In a new study, researchers found that an irregular sleep schedule can increase a person’s risk of depression over the long term as much as getting fewer hours of sleep overall, or staying up late most nights.
Even when it comes to just their mood the next day, people whose waking time varies from day to day may find themselves in as much of a foul mood as those who stayed up extra late the night before or got up extra early that morning.
The research was conducted by a team at Michigan Medicine.
In the study, the team uses data from direct measurements of the sleep and mood of more than 2,100 early-career physicians over one year.
The interns all experienced the long intense workdays and irregular work schedules that are the hallmark of this time in medical training.

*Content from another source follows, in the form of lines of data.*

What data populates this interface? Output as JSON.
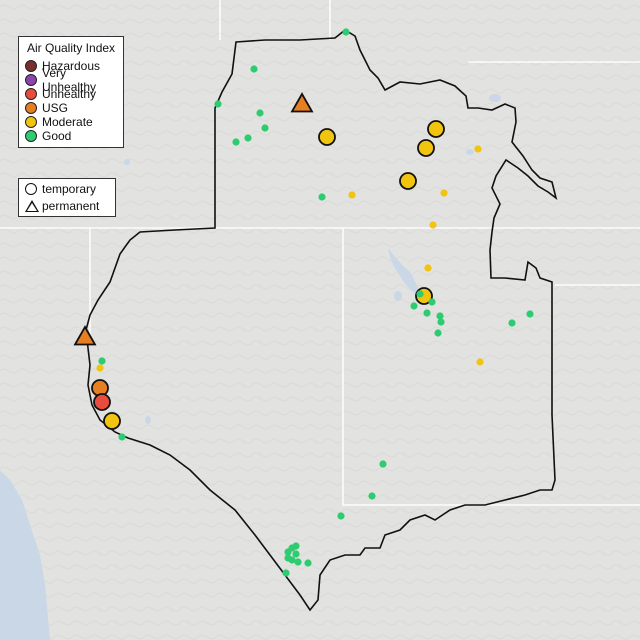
{
  "legend": {
    "title": "Air Quality Index",
    "categories": [
      {
        "label": "Hazardous",
        "color": "#7a2e2e"
      },
      {
        "label": "Very Unhealthy",
        "color": "#8e44ad"
      },
      {
        "label": "Unhealthy",
        "color": "#e74c3c"
      },
      {
        "label": "USG",
        "color": "#e67e22"
      },
      {
        "label": "Moderate",
        "color": "#f1c40f"
      },
      {
        "label": "Good",
        "color": "#2ecc71"
      }
    ]
  },
  "monitor_legend": {
    "temporary": "temporary",
    "permanent": "permanent"
  },
  "colors": {
    "land": "#e2e2e0",
    "water": "#c9d7e6",
    "boundary": "#111111",
    "state_line": "#ffffff"
  },
  "markers": [
    {
      "kind": "permanent",
      "aqi": "USG"
    },
    {
      "kind": "permanent",
      "aqi": "USG"
    },
    {
      "kind": "temporary",
      "aqi": "Moderate"
    },
    {
      "kind": "temporary",
      "aqi": "Moderate"
    },
    {
      "kind": "temporary",
      "aqi": "Moderate"
    },
    {
      "kind": "temporary",
      "aqi": "Moderate"
    },
    {
      "kind": "temporary",
      "aqi": "Moderate"
    },
    {
      "kind": "temporary",
      "aqi": "USG"
    },
    {
      "kind": "temporary",
      "aqi": "Unhealthy"
    },
    {
      "kind": "temporary",
      "aqi": "Moderate"
    },
    {
      "kind": "point",
      "aqi": "Moderate"
    },
    {
      "kind": "point",
      "aqi": "Moderate"
    },
    {
      "kind": "point",
      "aqi": "Moderate"
    },
    {
      "kind": "point",
      "aqi": "Moderate"
    },
    {
      "kind": "point",
      "aqi": "Moderate"
    },
    {
      "kind": "point",
      "aqi": "Moderate"
    },
    {
      "kind": "point",
      "aqi": "Moderate"
    },
    {
      "kind": "point",
      "aqi": "Good"
    },
    {
      "kind": "point",
      "aqi": "Good"
    },
    {
      "kind": "point",
      "aqi": "Good"
    },
    {
      "kind": "point",
      "aqi": "Good"
    },
    {
      "kind": "point",
      "aqi": "Good"
    },
    {
      "kind": "point",
      "aqi": "Good"
    },
    {
      "kind": "point",
      "aqi": "Good"
    },
    {
      "kind": "point",
      "aqi": "Good"
    },
    {
      "kind": "point",
      "aqi": "Good"
    },
    {
      "kind": "point",
      "aqi": "Good"
    },
    {
      "kind": "point",
      "aqi": "Good"
    },
    {
      "kind": "point",
      "aqi": "Good"
    },
    {
      "kind": "point",
      "aqi": "Good"
    },
    {
      "kind": "point",
      "aqi": "Good"
    },
    {
      "kind": "point",
      "aqi": "Good"
    },
    {
      "kind": "point",
      "aqi": "Good"
    },
    {
      "kind": "point",
      "aqi": "Good"
    },
    {
      "kind": "point",
      "aqi": "Good"
    },
    {
      "kind": "point",
      "aqi": "Good"
    },
    {
      "kind": "point",
      "aqi": "Good"
    },
    {
      "kind": "point",
      "aqi": "Good"
    },
    {
      "kind": "point",
      "aqi": "Good"
    },
    {
      "kind": "point",
      "aqi": "Good"
    },
    {
      "kind": "point",
      "aqi": "Good"
    },
    {
      "kind": "point",
      "aqi": "Good"
    },
    {
      "kind": "point",
      "aqi": "Good"
    },
    {
      "kind": "point",
      "aqi": "Good"
    },
    {
      "kind": "point",
      "aqi": "Good"
    },
    {
      "kind": "point",
      "aqi": "Good"
    },
    {
      "kind": "point",
      "aqi": "Good"
    },
    {
      "kind": "point",
      "aqi": "Good"
    }
  ]
}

Those factors, changing from day to day, altered their ability to have regular sleep schedules.
The team tracked the interns’ sleep and other activity through commercial devices worn on their wrists and asking them to report their daily mood on a smartphone app and take quarterly tests for signs of depression.
They found that people who had variable sleep schedules were more likely to score higher on depression symptom questionnaires and to have lower daily mood ratings.
Those who regularly stayed up late, or got the fewest hours of sleep, also scored higher on depression symptoms and lower on daily mood.
The findings add to what’s already known about the association between sleep, daily mood and long-term risk of depression.
They highlight sleep consistency as an important factor to target in depression and wellness.
One author of the study is Yu Fang, M.S.E., a research specialist at the Michigan Neuroscience Institute.
The study is published in npj Digital Medicine.